He talked on then, wanting to explain about the book, which he had never read through all by himself but which Ava had read to him long ago, and whose illustrations and sweet pervading sadness had made a lasting impression, so that now he liked to bring the book with him wherever he went, and sometimes he would flip through and read himself a line or two—he liked where the snake says, It is a little lonely among men—or just page through the pictures, and as he talked to the star-haired girl about the book he noticed it was unusual he wanted to talk so much; noticed, too, that as he went on the words began to slip mo
re effortlessly out of his mouth, following smoothly upon each other without needing those little pockets of air to come between so many of them. But he also noticed how his voice got lost in the surge of the jukebox and spikes of laughter throughout the bar, lost in the tumult of milling bodies that flashed in and out of the corners of his vision, heavy with sweat and muscles and fat; lost, too, in the glint of pint glasses bobbing along on trays held high, and in the glint of tongue studs and nose rings and the neon Genny Light sign over in the little box window, so that Fred had to look back at the bottle city again, rest his eyes by letting them travel the miniature glass skyline, and while all this was going on, the girl with the Little Prince hair leaned in and laid a hand on his crotch.
“Ah,” said Fred. He looked down.
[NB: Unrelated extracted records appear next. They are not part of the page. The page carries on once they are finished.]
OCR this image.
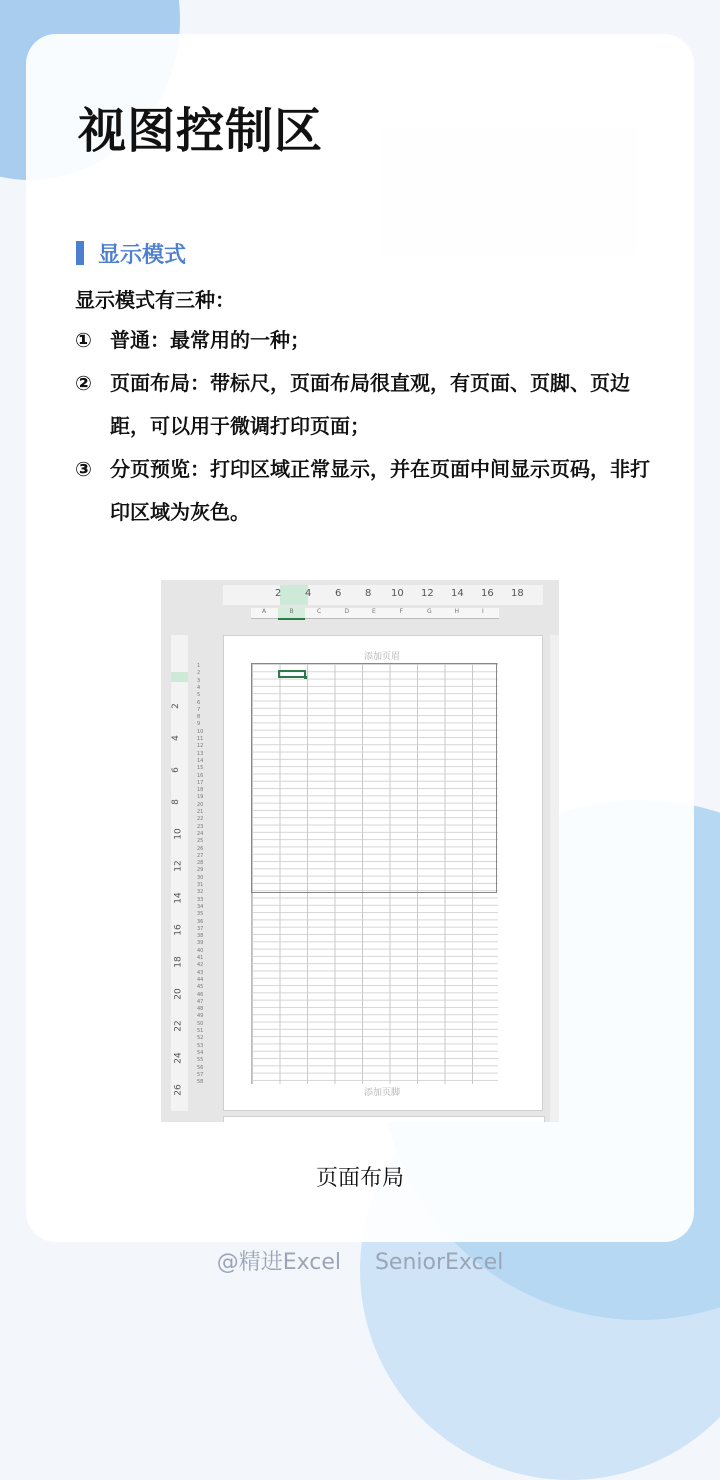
视图控制区
显示模式
显示模式有三种：
① 普通：最常用的一种；
② 页面布局：带标尺，页面布局很直观，有页面、页脚、页边距，可以用于微调打印页面；
③ 分页预览：打印区域正常显示，并在页面中间显示页码，非打印区域为灰色。
2 4 6 8 10 12 14 16 18
A	B	C	D	E	F	G	H	I
2
4
6
8
10
12
14
16
18
20
22
24
26
添加页眉
添加页脚
1
2
3
4
5
6
7
8
9
10
11
12
13
14
15
16
17
18
19
20
21
22
23
24
25
26
27
28
29
30
31
32
33
34
35
36
37
38
39
40
41
42
43
44
45
46
47
48
49
50
51
52
53
54
55
56
57
58
页面布局
@精进Excel SeniorExcel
There were her fingers, idle and innocent.
“How you doing there, Buddy?” This was Dave, standing over him, breathing the smell of liquor against the back of his head. “Time to get going.” Dave rocked forward on his feet, stumbling against Fred’s stool, then straightened again. The girl’s fingers slid lower, worked into the crevice between Fred’s legs. Fred wondered if Dave saw it. Dave should see it. Then he could say Hey! if it wasn’t okay. He could say Hey, that’s a little weird! the way he did whenever Fred forgot and started bouncing his body or making sounds he didn’t realize he was making. Then Dave would just say in a bright friendly voice, Hey! or else more quietly but still friendly, Hey, quit that, quit doing the bobble-head thing, or quit humming, and Fred would quit.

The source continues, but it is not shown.